The core of the present house is formed by a mansion built in 1752–57 for Sir John Glynne, 6th baronet, to the designs of Samuel Turner the elder of Whitchurch, Shropshire. The current house is very close to the original Hawarden Castle, the current house having replaced the 16th-century Broadlane Hall, the seat of the Ravenscroft family, which stood some way to the south. Glynne had acquired the estate through marriage. The new house was of brick with stone dressings. The main block was three storeys high, and seven bays wide, with a projecting three-bay central pediment. Two flanking side pavilions were planned but may not have been completed.
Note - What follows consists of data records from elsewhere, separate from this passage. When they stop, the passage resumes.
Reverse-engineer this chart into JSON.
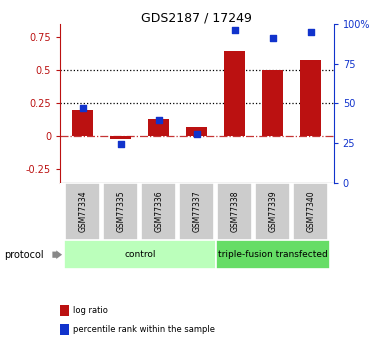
{
  "title": "GDS2187 / 17249",
  "samples": [
    "GSM77334",
    "GSM77335",
    "GSM77336",
    "GSM77337",
    "GSM77338",
    "GSM77339",
    "GSM77340"
  ],
  "log_ratio": [
    0.2,
    -0.02,
    0.13,
    0.07,
    0.65,
    0.5,
    0.58
  ],
  "percentile_rank": [
    47,
    24.5,
    39.5,
    30.5,
    96,
    91,
    95
  ],
  "bar_color": "#bb1111",
  "dot_color": "#1133cc",
  "left_ylim": [
    -0.35,
    0.85
  ],
  "right_ylim": [
    0,
    100
  ],
  "left_yticks": [
    -0.25,
    0.0,
    0.25,
    0.5,
    0.75
  ],
  "right_yticks": [
    0,
    25,
    50,
    75,
    100
  ],
  "left_yticklabels": [
    "-0.25",
    "0",
    "0.25",
    "0.5",
    "0.75"
  ],
  "right_yticklabels": [
    "0",
    "25",
    "50",
    "75",
    "100%"
  ],
  "hlines_black": [
    0.25,
    0.5
  ],
  "hline_red": 0.0,
  "protocol_groups": [
    {
      "label": "control",
      "start": 0,
      "end": 4,
      "color": "#bbffbb"
    },
    {
      "label": "triple-fusion transfected",
      "start": 4,
      "end": 7,
      "color": "#66dd66"
    }
  ],
  "protocol_label": "protocol",
  "legend_items": [
    {
      "label": "log ratio",
      "color": "#bb1111"
    },
    {
      "label": "percentile rank within the sample",
      "color": "#1133cc"
    }
  ],
  "sample_box_color": "#cccccc",
  "title_fontsize": 9,
  "tick_fontsize": 7,
  "label_fontsize": 6,
  "sample_fontsize": 5.5,
  "protocol_fontsize": 6.5
}
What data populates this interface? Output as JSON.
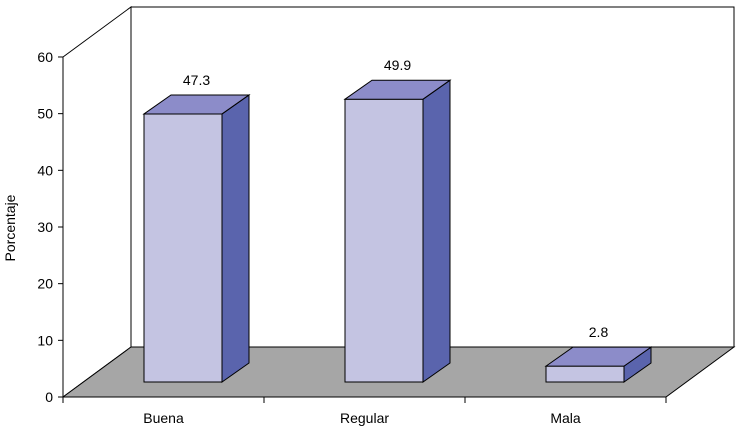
{
  "chart_data": {
    "type": "bar",
    "title": "",
    "xlabel": "",
    "ylabel": "Porcentaje",
    "ylim": [
      0,
      60
    ],
    "yticks": [
      0,
      10,
      20,
      30,
      40,
      50,
      60
    ],
    "categories": [
      "Buena",
      "Regular",
      "Mala"
    ],
    "values": [
      47.3,
      49.9,
      2.8
    ],
    "value_labels": [
      "47.3",
      "49.9",
      "2.8"
    ],
    "grid": false,
    "legend": "none",
    "style": "3d",
    "colors": {
      "bar_front": "#c4c4e2",
      "bar_top": "#8c8cc9",
      "bar_side": "#5a64ad",
      "floor": "#a6a6a6",
      "wall": "#ffffff"
    }
  }
}
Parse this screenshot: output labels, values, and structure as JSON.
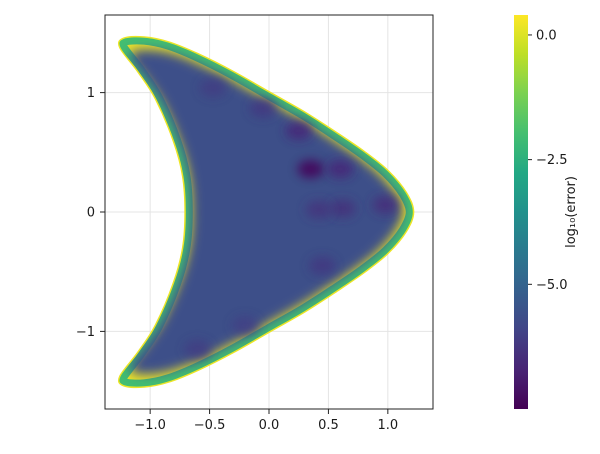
{
  "chart_data": {
    "type": "heatmap",
    "title": "",
    "xlabel": "",
    "ylabel": "",
    "xlim": [
      -1.38,
      1.38
    ],
    "ylim": [
      -1.65,
      1.65
    ],
    "xticks": [
      -1.0,
      -0.5,
      0.0,
      0.5,
      1.0
    ],
    "xtick_labels": [
      "−1.0",
      "−0.5",
      "0.0",
      "0.5",
      "1.0"
    ],
    "yticks": [
      -1,
      0,
      1
    ],
    "ytick_labels": [
      "−1",
      "0",
      "1"
    ],
    "grid": true,
    "colormap": "viridis",
    "domain_boundary": [
      [
        -1.22,
        1.45
      ],
      [
        -1.05,
        1.46
      ],
      [
        -0.85,
        1.42
      ],
      [
        -0.6,
        1.32
      ],
      [
        -0.3,
        1.17
      ],
      [
        0.0,
        1.0
      ],
      [
        0.3,
        0.83
      ],
      [
        0.55,
        0.67
      ],
      [
        0.8,
        0.5
      ],
      [
        1.0,
        0.34
      ],
      [
        1.15,
        0.16
      ],
      [
        1.21,
        0.0
      ],
      [
        1.15,
        -0.16
      ],
      [
        1.0,
        -0.34
      ],
      [
        0.8,
        -0.5
      ],
      [
        0.55,
        -0.67
      ],
      [
        0.3,
        -0.83
      ],
      [
        0.0,
        -1.0
      ],
      [
        -0.3,
        -1.17
      ],
      [
        -0.6,
        -1.32
      ],
      [
        -0.85,
        -1.42
      ],
      [
        -1.05,
        -1.46
      ],
      [
        -1.22,
        -1.45
      ],
      [
        -1.25,
        -1.38
      ],
      [
        -1.1,
        -1.18
      ],
      [
        -0.95,
        -0.95
      ],
      [
        -0.8,
        -0.6
      ],
      [
        -0.72,
        -0.3
      ],
      [
        -0.7,
        0.0
      ],
      [
        -0.72,
        0.3
      ],
      [
        -0.8,
        0.6
      ],
      [
        -0.95,
        0.95
      ],
      [
        -1.1,
        1.18
      ],
      [
        -1.25,
        1.38
      ]
    ],
    "interior_log10_error": -5.6,
    "boundary_log10_error": 0.2,
    "low_error_spots": [
      {
        "x": 0.35,
        "y": 0.36,
        "log10_error": -7.4
      },
      {
        "x": 0.6,
        "y": 0.36,
        "log10_error": -6.6
      },
      {
        "x": 0.25,
        "y": 0.68,
        "log10_error": -6.6
      },
      {
        "x": 0.98,
        "y": 0.06,
        "log10_error": -6.5
      },
      {
        "x": 0.62,
        "y": 0.03,
        "log10_error": -6.4
      },
      {
        "x": 0.42,
        "y": 0.02,
        "log10_error": -6.3
      },
      {
        "x": -0.05,
        "y": 0.87,
        "log10_error": -6.2
      },
      {
        "x": -0.47,
        "y": 1.04,
        "log10_error": -6.1
      },
      {
        "x": 0.45,
        "y": -0.45,
        "log10_error": -6.2
      },
      {
        "x": -0.6,
        "y": -1.15,
        "log10_error": -6.1
      },
      {
        "x": -0.2,
        "y": -0.95,
        "log10_error": -6.0
      }
    ],
    "colorbar": {
      "label": "log₁₀(error)",
      "range": [
        -7.5,
        0.4
      ],
      "ticks": [
        0.0,
        -2.5,
        -5.0
      ],
      "tick_labels": [
        "0.0",
        "−2.5",
        "−5.0"
      ]
    }
  }
}
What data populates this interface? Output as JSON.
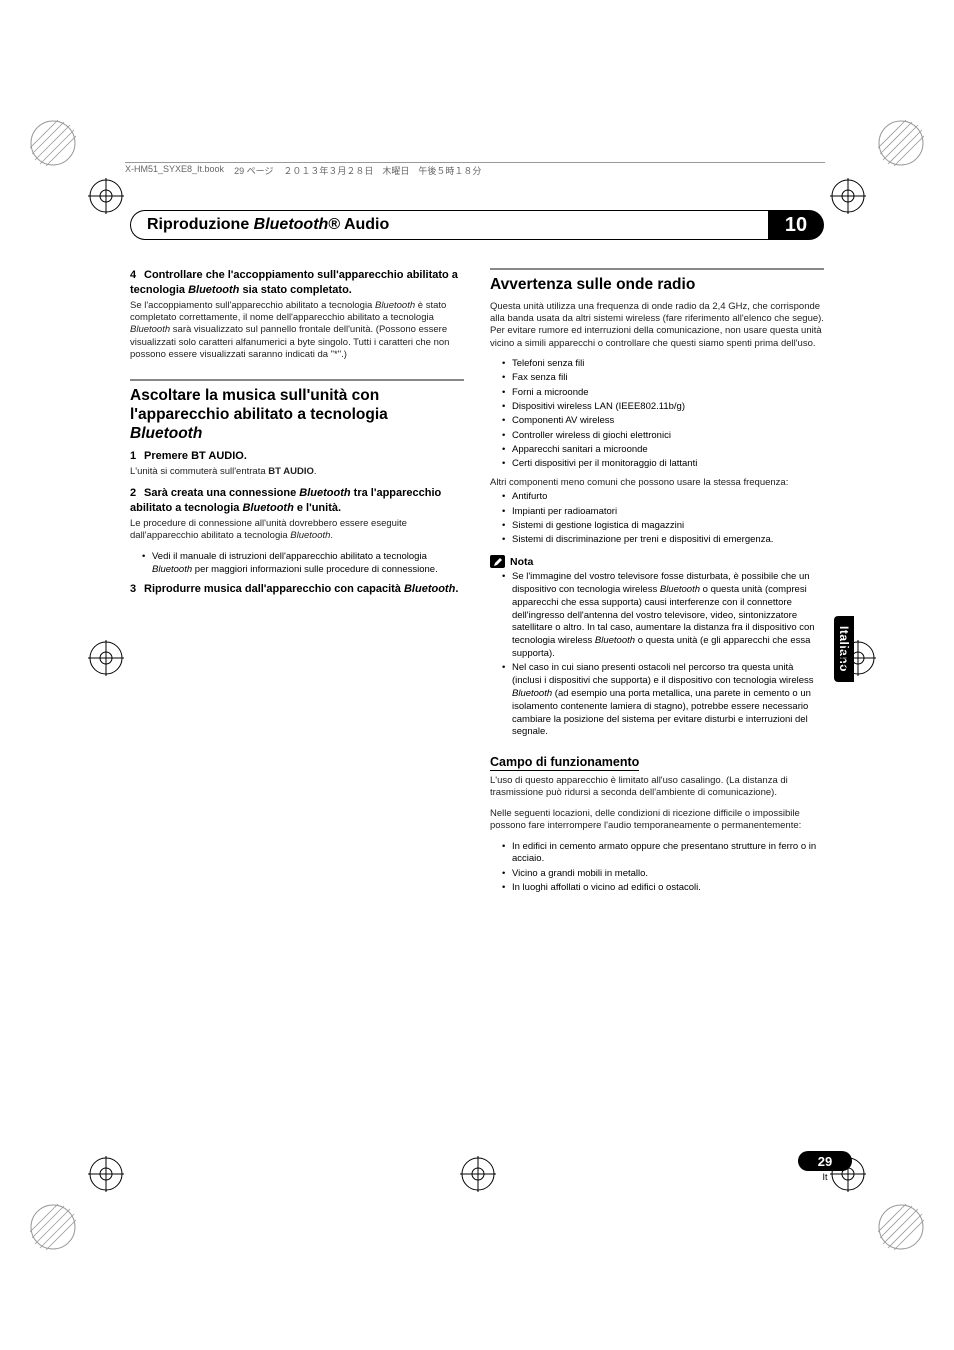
{
  "print_header": {
    "file": "X-HM51_SYXE8_It.book",
    "page_jp": "29 ページ",
    "date_jp": "２０１３年３月２８日　木曜日　午後５時１８分"
  },
  "chapter": {
    "title_pre": "Riproduzione ",
    "title_bt": "Bluetooth",
    "title_post": "® Audio",
    "number": "10"
  },
  "left": {
    "step4_num": "4",
    "step4_title_a": "Controllare che l'accoppiamento sull'apparecchio abilitato a tecnologia ",
    "step4_title_bt": "Bluetooth",
    "step4_title_b": " sia stato completato.",
    "step4_body_a": "Se l'accoppiamento sull'apparecchio abilitato a tecnologia ",
    "step4_body_bt1": "Bluetooth",
    "step4_body_b": " è stato completato correttamente, il nome dell'apparecchio abilitato a tecnologia ",
    "step4_body_bt2": "Bluetooth",
    "step4_body_c": " sarà visualizzato sul pannello frontale dell'unità. (Possono essere visualizzati solo caratteri alfanumerici a byte singolo. Tutti i caratteri che non possono essere visualizzati saranno indicati da \"*\".)",
    "h1_a": "Ascoltare la musica sull'unità con l'apparecchio abilitato a tecnologia ",
    "h1_bt": "Bluetooth",
    "s1_num": "1",
    "s1_title": "Premere BT AUDIO.",
    "s1_body_a": "L'unità si commuterà sull'entrata ",
    "s1_body_b": "BT AUDIO",
    "s1_body_c": ".",
    "s2_num": "2",
    "s2_title_a": "Sarà creata una connessione ",
    "s2_title_bt1": "Bluetooth",
    "s2_title_b": " tra l'apparecchio abilitato a tecnologia ",
    "s2_title_bt2": "Bluetooth",
    "s2_title_c": " e l'unità.",
    "s2_body_a": "Le procedure di connessione all'unità dovrebbero essere eseguite dall'apparecchio abilitato a tecnologia ",
    "s2_body_bt": "Bluetooth",
    "s2_body_b": ".",
    "s2_bullet_a": "Vedi il manuale di istruzioni dell'apparecchio abilitato a tecnologia ",
    "s2_bullet_bt": "Bluetooth",
    "s2_bullet_b": " per maggiori informazioni sulle procedure di connessione.",
    "s3_num": "3",
    "s3_title_a": "Riprodurre musica dall'apparecchio con capacità ",
    "s3_title_bt": "Bluetooth",
    "s3_title_b": "."
  },
  "right": {
    "h1": "Avvertenza sulle onde radio",
    "intro": "Questa unità utilizza una frequenza di onde radio da 2,4 GHz, che corrisponde alla banda usata da altri sistemi wireless (fare riferimento all'elenco che segue). Per evitare rumore ed interruzioni della comunicazione, non usare questa unità vicino a simili apparecchi o controllare che questi siamo spenti prima dell'uso.",
    "list1": [
      "Telefoni senza fili",
      "Fax senza fili",
      "Forni a microonde",
      "Dispositivi wireless LAN (IEEE802.11b/g)",
      "Componenti AV wireless",
      "Controller wireless di giochi elettronici",
      "Apparecchi sanitari a microonde",
      "Certi dispositivi per il monitoraggio di lattanti"
    ],
    "mid": "Altri componenti meno comuni che possono usare la stessa frequenza:",
    "list2": [
      "Antifurto",
      "Impianti per radioamatori",
      "Sistemi di gestione logistica di magazzini",
      "Sistemi di discriminazione per treni e dispositivi di emergenza."
    ],
    "nota_label": "Nota",
    "nota1_a": "Se l'immagine del vostro televisore fosse disturbata, è possibile che un dispositivo con tecnologia wireless ",
    "nota1_bt1": "Bluetooth",
    "nota1_b": " o questa unità (compresi apparecchi che essa supporta) causi interferenze con il connettore dell'ingresso dell'antenna del vostro televisore, video, sintonizzatore satellitare o altro. In tal caso, aumentare la distanza fra il dispositivo con tecnologia wireless ",
    "nota1_bt2": "Bluetooth",
    "nota1_c": " o questa unità (e gli apparecchi che essa supporta).",
    "nota2_a": "Nel caso in cui siano presenti ostacoli nel percorso tra questa unità (inclusi i dispositivi che supporta) e il dispositivo con tecnologia wireless ",
    "nota2_bt": "Bluetooth",
    "nota2_b": " (ad esempio una porta metallica, una parete in cemento o un isolamento contenente lamiera di stagno), potrebbe essere necessario cambiare la posizione del sistema per evitare disturbi e interruzioni del segnale.",
    "h2": "Campo di funzionamento",
    "campo_p1": "L'uso di questo apparecchio è limitato all'uso casalingo. (La distanza di trasmissione può ridursi a seconda dell'ambiente di comunicazione).",
    "campo_p2": "Nelle seguenti locazioni, delle condizioni di ricezione difficile o impossibile possono fare interrompere l'audio temporaneamente o permanentemente:",
    "campo_list": [
      "In edifici in cemento armato oppure che presentano strutture in ferro o in acciaio.",
      "Vicino a grandi mobili in metallo.",
      "In luoghi affollati o vicino ad edifici o ostacoli."
    ]
  },
  "side_tab": "Italiano",
  "page_number": "29",
  "page_lang": "It",
  "colors": {
    "black": "#000000",
    "grey_rule": "#888888",
    "text": "#222222"
  }
}
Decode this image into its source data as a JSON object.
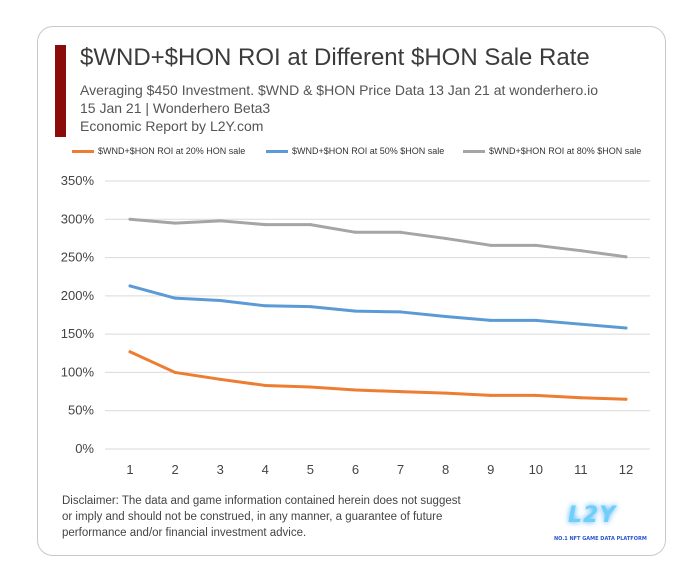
{
  "header": {
    "title": "$WND+$HON ROI at Different $HON Sale Rate",
    "subtitle_line1": "Averaging $450 Investment. $WND & $HON Price Data 13 Jan 21 at wonderhero.io",
    "subtitle_line2": "15 Jan 21 | Wonderhero Beta3",
    "subtitle_line3": "Economic Report by L2Y.com",
    "accent_color": "#8b0a0a"
  },
  "footer": {
    "disclaimer": "Disclaimer: The data and game information contained herein does not suggest or imply and should not be construed, in any manner, a guarantee of future performance and/or financial investment advice.",
    "logo_text": "L2Y",
    "logo_tagline": "NO.1 NFT GAME DATA PLATFORM"
  },
  "chart_data": {
    "type": "line",
    "title": "$WND+$HON ROI at Different $HON Sale Rate",
    "xlabel": "",
    "ylabel": "",
    "x": [
      1,
      2,
      3,
      4,
      5,
      6,
      7,
      8,
      9,
      10,
      11,
      12
    ],
    "ylim": [
      0,
      350
    ],
    "yticks": [
      0,
      50,
      100,
      150,
      200,
      250,
      300,
      350
    ],
    "ytick_labels": [
      "0%",
      "50%",
      "100%",
      "150%",
      "200%",
      "250%",
      "300%",
      "350%"
    ],
    "grid": true,
    "legend_position": "top",
    "series": [
      {
        "name": "$WND+$HON ROI at 20% HON sale",
        "color": "#ed7d31",
        "values": [
          127,
          100,
          91,
          83,
          81,
          77,
          75,
          73,
          70,
          70,
          67,
          65
        ]
      },
      {
        "name": "$WND+$HON ROI at 50% $HON sale",
        "color": "#5b9bd5",
        "values": [
          213,
          197,
          194,
          187,
          186,
          180,
          179,
          173,
          168,
          168,
          163,
          158
        ]
      },
      {
        "name": "$WND+$HON ROI at 80% $HON sale",
        "color": "#a5a5a5",
        "values": [
          300,
          295,
          298,
          293,
          293,
          283,
          283,
          275,
          266,
          266,
          259,
          251
        ]
      }
    ]
  }
}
In the early 19th century, Sir Stephen Richard Glynne, 8th Baronet, inherited the estate. In 1809 to 1810, he had the house enlarged, and the exterior completely remodelled in a crenellated Gothic Revival style, by the London architect Thomas Cundy the elder, although the Georgian interiors were preserved. He died prematurely and Sir Stephen Glynne, the 9th Baronet, was left to make further improvements. He was the Lord Lieutenant of Flintshire, Member of Parliament for the Flint Boroughs from 1832 to 1837, and for the County of Flint from 1837 to 1847. In around 1830, he had the main entrance moved from the south side of the house to the north, and had a vaulted porch added. On the death of the 9th Baronet in June 1874, the estate passed to his brother-in-law, the Liberal politician William Gladstone. There were further alterations to the house during Gladstone's occupancy, including a wing housing a library, designed by George Shaw of Saddleworth, built in the mid-1860s, a muniment room for the storage of his papers (1887–88), and an enlarged porch (1889), these last two both by Douglas and Fordham.

In 1896 the Archbishop of Canterbury, Edward White Benson, died at the castle and his body was put on the train at nearby Sandycroft station to be returned to London.

Also in 1896, Hawarden Castle was host to Qing dynasty reformer Li Hongzhang on his diplomatic mission to Britain.

Gladstone occupied the house until his death there in May 1898, when it passed to his grandson William Glynne Charles Gladstone (son of W. E. Gladstone's eldest son, William Henry Gladstone, who had been High Sheriff of Flintshire for 1888 but had died in 1891). W. G. C. Gladstone was killed in the First World War. The estate was subsequently purchased by his uncle, the 1st Baron Gladstone of Hawarden. The house and estate are still a private residence (although some of the grounds are open to the public) and are still owned by the Gladstone family.

In 1927, Knutsford Ordination Test School relocated to Hawarden — first to the Old Rectory, then to the new castle in 1939 before it closed the following year.

In the grounds of the building lie the ruins of a medieval castle, Hawarden Old Castle. This was built on the site of an Iron Age fort by the Normans and had a round keep built on a motte. Llywelyn ap Gruffudd captured the stronghold in 1265, defeating Robert de Montalt and destroying the castle. De Montalt later reneged on a promise not to rebuild his stronghold and the present massive keep was built. This was besieged in 1281 by Llywelyn's brother, Dafydd. The war of 1282 to 1283 followed; the Welsh were defeated and Hawarden Castle was occupied by the English after that. During the English Civil War it changed hands several times and ended up in a ruinous state in Parliamentary hands.

The house is designated as a Grade I listed building by Cadw because of its architecture, especially the 18th-century interiors, and for its exceptional importance as the home of W. E. Gladstone. The castle's gardens and landscape park are designated Grade I on the Cadw/ICOMOS Register of Parks and Gardens of Special Historic Interest in Wales.